Partant de ce principe, nous pouvons sans nous tromper dire qu’un projet entrepreneurial est réussi lorsqu’il répond à la problématique des personnes concernées.
En conséquence, la priorité au début d’un projet entrepreneurial ne devrait pas être sur la réalisation d’une solution (souvent précipitée), mais d’abord la compréhension de la problématique des personnes concernées. Vous devez être capables d’expliquer avec de mots simples :
- Quelle est la problématique que vous résolvez ?
- Pourquoi c’est important pour les personnes ciblées ?
- Est ce que ce problème est suffisamment important dans leur vie pour qu’ils vous paient ?
Si vous n’êtes pas capables de répondre à ces questions, alors peu importe que vous utilisiez de l’Intelligence Artificielle, de la Réalité Virtuelle, de la Blockchain… vous n’avez pas encore de business. Parler avec des potentiels clients apportera plus de valeur ajoutée que les 1000 prochaines lignes de code que vous écrirez.
Par contre, une fois répondu à ces questions, vous avez un vrai projet entrepreneurial. Dans l’équation entrepreneuriale (Solution à Problématique = paiement de Population ciblée), les paramètres sur lesquels l’entrepreneur a une influence sont : la solution qu’il leur apportera, et le paiement qu’il recevra en retour.
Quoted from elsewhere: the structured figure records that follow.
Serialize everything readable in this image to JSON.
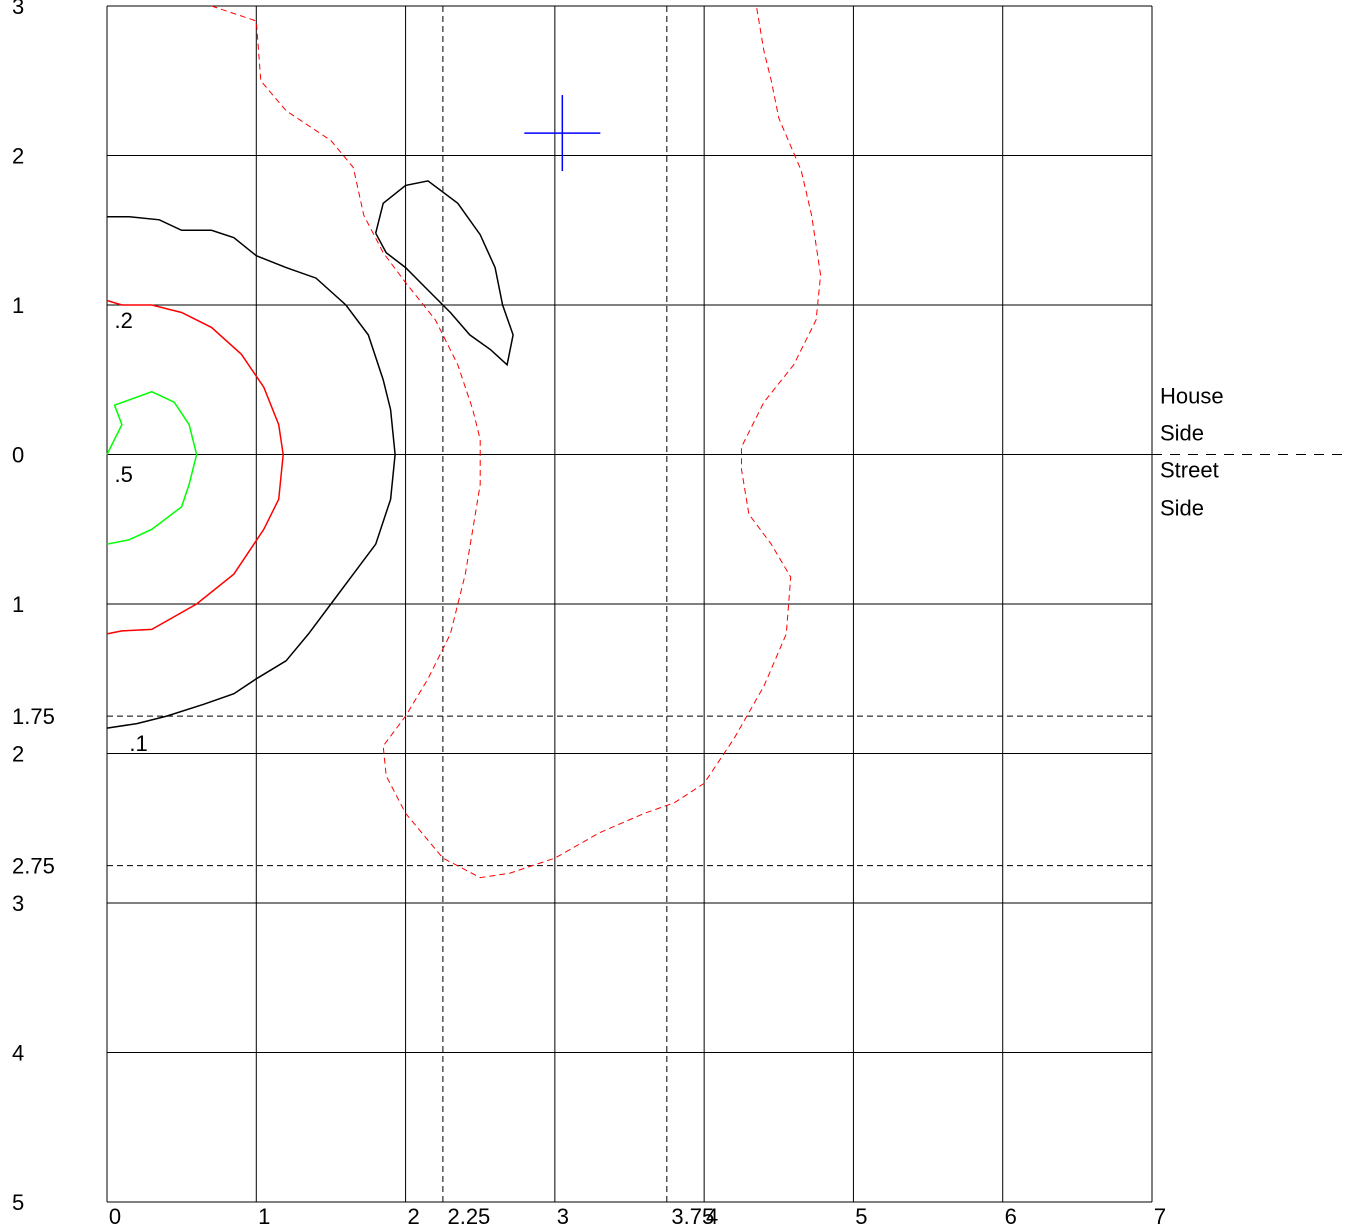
{
  "chart_data": {
    "type": "contour",
    "title": "",
    "x_axis": {
      "min": 0,
      "max": 7,
      "tick_labels": [
        "0",
        "1",
        "2",
        "3",
        "4",
        "5",
        "6",
        "7"
      ],
      "extra_lines": [
        {
          "value": 2.25,
          "label": "2.25"
        },
        {
          "value": 3.75,
          "label": "3.75"
        }
      ]
    },
    "y_axis": {
      "min": -5,
      "max": 3,
      "tick_labels": [
        {
          "value": 3,
          "label": "3"
        },
        {
          "value": 2,
          "label": "2"
        },
        {
          "value": 1,
          "label": "1"
        },
        {
          "value": 0,
          "label": "0"
        },
        {
          "value": -1,
          "label": "1"
        },
        {
          "value": -2,
          "label": "2"
        },
        {
          "value": -3,
          "label": "3"
        },
        {
          "value": -4,
          "label": "4"
        },
        {
          "value": -5,
          "label": "5"
        }
      ],
      "extra_lines": [
        {
          "value": -1.75,
          "label": "1.75"
        },
        {
          "value": -2.75,
          "label": "2.75"
        }
      ]
    },
    "grid": true,
    "side_labels": {
      "house_line1": "House",
      "house_line2": "Side",
      "street_line1": "Street",
      "street_line2": "Side"
    },
    "marker": {
      "x": 3.05,
      "y": 2.15,
      "color": "#0000ff"
    },
    "contours": [
      {
        "level_label": ".5",
        "color": "#00ff00",
        "style": "solid",
        "label_at": [
          0.05,
          -0.13
        ],
        "points": [
          [
            0,
            0
          ],
          [
            0.1,
            0.2
          ],
          [
            0.05,
            0.33
          ],
          [
            0.3,
            0.42
          ],
          [
            0.45,
            0.35
          ],
          [
            0.55,
            0.2
          ],
          [
            0.6,
            0
          ],
          [
            0.55,
            -0.2
          ],
          [
            0.5,
            -0.35
          ],
          [
            0.3,
            -0.5
          ],
          [
            0.15,
            -0.57
          ],
          [
            0,
            -0.6
          ]
        ]
      },
      {
        "level_label": ".2",
        "color": "#ff0000",
        "style": "solid",
        "label_at": [
          0.05,
          0.9
        ],
        "points": [
          [
            0,
            1.03
          ],
          [
            0.1,
            1
          ],
          [
            0.3,
            1
          ],
          [
            0.5,
            0.95
          ],
          [
            0.7,
            0.85
          ],
          [
            0.9,
            0.67
          ],
          [
            1.05,
            0.45
          ],
          [
            1.15,
            0.2
          ],
          [
            1.18,
            0
          ],
          [
            1.15,
            -0.3
          ],
          [
            1.05,
            -0.5
          ],
          [
            0.85,
            -0.8
          ],
          [
            0.6,
            -1
          ],
          [
            0.3,
            -1.17
          ],
          [
            0.1,
            -1.18
          ],
          [
            0,
            -1.2
          ]
        ]
      },
      {
        "level_label": ".1",
        "color": "#000000",
        "style": "solid",
        "label_at": [
          0.15,
          -1.93
        ],
        "points": [
          [
            0,
            1.59
          ],
          [
            0.15,
            1.59
          ],
          [
            0.35,
            1.57
          ],
          [
            0.5,
            1.5
          ],
          [
            0.7,
            1.5
          ],
          [
            0.85,
            1.45
          ],
          [
            1,
            1.33
          ],
          [
            1.2,
            1.25
          ],
          [
            1.4,
            1.18
          ],
          [
            1.6,
            1.0
          ],
          [
            1.75,
            0.8
          ],
          [
            1.85,
            0.5
          ],
          [
            1.9,
            0.3
          ],
          [
            1.93,
            0
          ],
          [
            1.9,
            -0.3
          ],
          [
            1.8,
            -0.6
          ],
          [
            1.65,
            -0.8
          ],
          [
            1.5,
            -1
          ],
          [
            1.35,
            -1.2
          ],
          [
            1.2,
            -1.38
          ],
          [
            1,
            -1.5
          ],
          [
            0.85,
            -1.6
          ],
          [
            0.65,
            -1.67
          ],
          [
            0.4,
            -1.75
          ],
          [
            0.2,
            -1.8
          ],
          [
            0,
            -1.83
          ]
        ]
      },
      {
        "level_label": "",
        "color": "#000000",
        "style": "solid",
        "label_at": null,
        "points": [
          [
            1.8,
            1.48
          ],
          [
            1.85,
            1.68
          ],
          [
            2.0,
            1.8
          ],
          [
            2.15,
            1.83
          ],
          [
            2.35,
            1.68
          ],
          [
            2.5,
            1.47
          ],
          [
            2.6,
            1.25
          ],
          [
            2.65,
            1.0
          ],
          [
            2.72,
            0.8
          ],
          [
            2.68,
            0.6
          ],
          [
            2.57,
            0.7
          ],
          [
            2.43,
            0.8
          ],
          [
            2.3,
            0.95
          ],
          [
            2.15,
            1.1
          ],
          [
            2.0,
            1.25
          ],
          [
            1.87,
            1.35
          ],
          [
            1.8,
            1.48
          ]
        ]
      },
      {
        "level_label": "",
        "color": "#ff0000",
        "style": "dashed",
        "label_at": null,
        "points": [
          [
            0.7,
            3
          ],
          [
            1,
            2.9
          ],
          [
            1.03,
            2.5
          ],
          [
            1.2,
            2.3
          ],
          [
            1.5,
            2.1
          ],
          [
            1.65,
            1.92
          ],
          [
            1.72,
            1.6
          ],
          [
            1.85,
            1.35
          ],
          [
            2,
            1.15
          ],
          [
            2.2,
            0.9
          ],
          [
            2.35,
            0.6
          ],
          [
            2.45,
            0.3
          ],
          [
            2.5,
            0.1
          ],
          [
            2.5,
            -0.2
          ],
          [
            2.45,
            -0.5
          ],
          [
            2.4,
            -0.8
          ],
          [
            2.3,
            -1.2
          ],
          [
            2.15,
            -1.5
          ],
          [
            2,
            -1.75
          ],
          [
            1.85,
            -1.95
          ],
          [
            1.87,
            -2.15
          ],
          [
            2,
            -2.4
          ],
          [
            2.25,
            -2.7
          ],
          [
            2.5,
            -2.83
          ],
          [
            2.7,
            -2.8
          ],
          [
            3,
            -2.7
          ],
          [
            3.3,
            -2.53
          ],
          [
            3.6,
            -2.4
          ],
          [
            3.8,
            -2.33
          ],
          [
            4,
            -2.2
          ],
          [
            4.2,
            -1.9
          ],
          [
            4.4,
            -1.55
          ],
          [
            4.55,
            -1.2
          ],
          [
            4.58,
            -0.82
          ],
          [
            4.45,
            -0.6
          ],
          [
            4.3,
            -0.4
          ],
          [
            4.25,
            -0.1
          ],
          [
            4.25,
            0.05
          ],
          [
            4.4,
            0.35
          ],
          [
            4.6,
            0.6
          ],
          [
            4.75,
            0.9
          ],
          [
            4.78,
            1.2
          ],
          [
            4.72,
            1.6
          ],
          [
            4.65,
            1.9
          ],
          [
            4.5,
            2.25
          ],
          [
            4.45,
            2.5
          ],
          [
            4.4,
            2.7
          ],
          [
            4.35,
            3
          ]
        ]
      }
    ],
    "colors": {
      "grid": "#000000",
      "reference_lines": "#000000",
      "background": "#ffffff"
    }
  }
}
Plus la solution sera pertinente à la problématique, plus le paiement pourra être important.
Au début de votre aventure entrepreneuriale, une solution moins élaborée techniquement, mais répondant au besoin des utilisateurs a plus de valeur ajoutée qu’une solution technique élaborée ne répondant à aucun besoin.
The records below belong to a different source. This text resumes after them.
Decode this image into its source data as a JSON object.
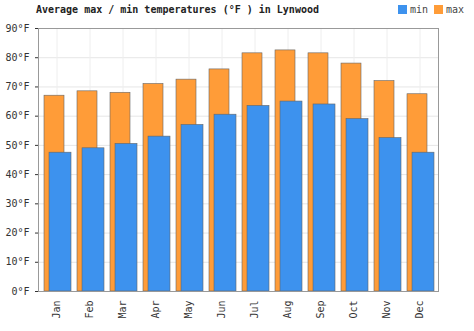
{
  "chart_data": {
    "type": "bar",
    "title": "Average max / min temperatures (°F ) in Lynwood",
    "categories": [
      "Jan",
      "Feb",
      "Mar",
      "Apr",
      "May",
      "Jun",
      "Jul",
      "Aug",
      "Sep",
      "Oct",
      "Nov",
      "Dec"
    ],
    "series": [
      {
        "name": "min",
        "color": "#3d92ee",
        "values": [
          47.5,
          49,
          50.5,
          53,
          57,
          60.5,
          63.5,
          65,
          64,
          59,
          52.5,
          47.5
        ]
      },
      {
        "name": "max",
        "color": "#ff9c38",
        "values": [
          67,
          68.5,
          68,
          71,
          72.5,
          76,
          81.5,
          82.5,
          81.5,
          78,
          72,
          67.5
        ]
      }
    ],
    "ylim": [
      0,
      90
    ],
    "yticks": [
      {
        "value": 0,
        "label": "0°F"
      },
      {
        "value": 10,
        "label": "10°F"
      },
      {
        "value": 20,
        "label": "20°F"
      },
      {
        "value": 30,
        "label": "30°F"
      },
      {
        "value": 40,
        "label": "40°F"
      },
      {
        "value": 50,
        "label": "50°F"
      },
      {
        "value": 60,
        "label": "60°F"
      },
      {
        "value": 70,
        "label": "70°F"
      },
      {
        "value": 80,
        "label": "80°F"
      },
      {
        "value": 90,
        "label": "90°F"
      }
    ],
    "grid": true,
    "legend": "top-right"
  }
}
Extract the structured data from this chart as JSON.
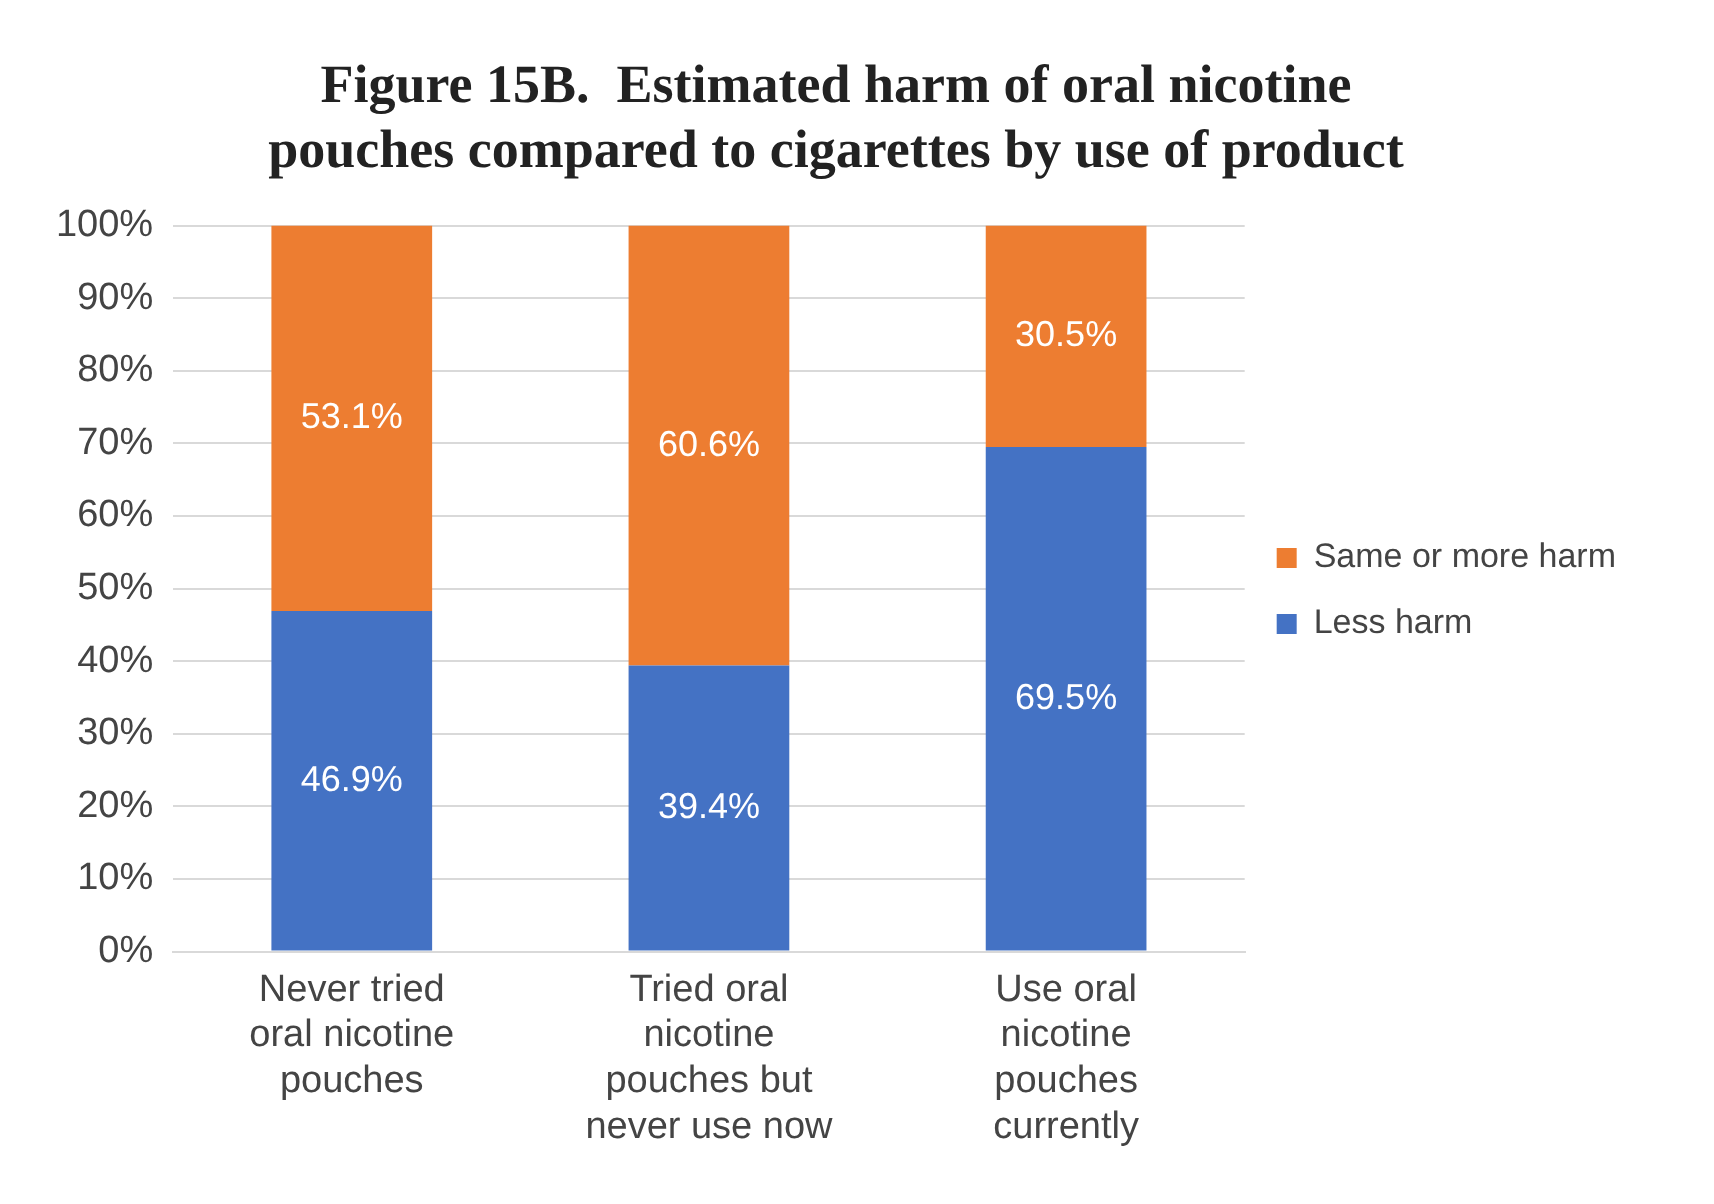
{
  "chart_data": {
    "type": "bar",
    "stacked": true,
    "title": "Figure 15B.  Estimated harm of oral nicotine pouches compared to cigarettes by use of product",
    "categories": [
      "Never tried oral nicotine pouches",
      "Tried oral nicotine pouches but never use now",
      "Use oral nicotine pouches currently"
    ],
    "series": [
      {
        "name": "Less harm",
        "color": "#4472c4",
        "values": [
          46.9,
          39.4,
          69.5
        ]
      },
      {
        "name": "Same or more harm",
        "color": "#ed7d31",
        "values": [
          53.1,
          60.6,
          30.5
        ]
      }
    ],
    "ylim": [
      0,
      100
    ],
    "yticks": [
      {
        "value": 0,
        "label": "0%"
      },
      {
        "value": 10,
        "label": "10%"
      },
      {
        "value": 20,
        "label": "20%"
      },
      {
        "value": 30,
        "label": "30%"
      },
      {
        "value": 40,
        "label": "40%"
      },
      {
        "value": 50,
        "label": "50%"
      },
      {
        "value": 60,
        "label": "60%"
      },
      {
        "value": 70,
        "label": "70%"
      },
      {
        "value": 80,
        "label": "80%"
      },
      {
        "value": 90,
        "label": "90%"
      },
      {
        "value": 100,
        "label": "100%"
      }
    ],
    "value_labels": [
      [
        "46.9%",
        "39.4%",
        "69.5%"
      ],
      [
        "53.1%",
        "60.6%",
        "30.5%"
      ]
    ],
    "grid": "y",
    "legend": "right"
  }
}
- Pendant ses premières années d’existence, M-pesa a démocratisé le paiement mobile, facilitant ainsi l’accès aux paiements à des millions de personnes non bancarisées par une solution USSD (SMS).
- GiftedMoM, la solution camerounaise fournissant un suivi régulier des femmes enceintes en région rurale, réduit la mortalité infantile également avec une solution USSD.
Pour ne citer que ceux-la… Une fois cette base de valeur ajoutée assise dans votre projet, il est plus facile de faire évoluer la solution avec des technologies plus élaborées pour apporter plus de performance et plus de possibilités.
Oui à la Tech en Afrique, mais…
Pour ne pas rallonger d’avantage cet article, je conclurais que la priorité pour la réussite d’un projet entrepreneurial est d’abord due à la pertinence de la solution proposée pour répondre à la problématique. Donc Oui à la tech en Afrique, mais répondre à la problématique d’abord. Bien évidemment, dans certaines conditions, et selon le type d’industrie, vous pouvez être obligés d’avoir un minimum de produit pour démarrer (c’est le cas par exemple pour avoir de la crédibilité devant de potentiels partenaires — le domaine de la santé par exemple où vous pouvez traiter des données sensibles). Dans ce cas, je conseillerais de préparer le “minimum syndical” pour être accepté comme partenaire et ensuite de le peaufiner avec les informations récupérées au fur et à mesure de l’apprentissage, pour limiter les coûts, et le temps perdu à prendre une mauvaise direction sur le produit final.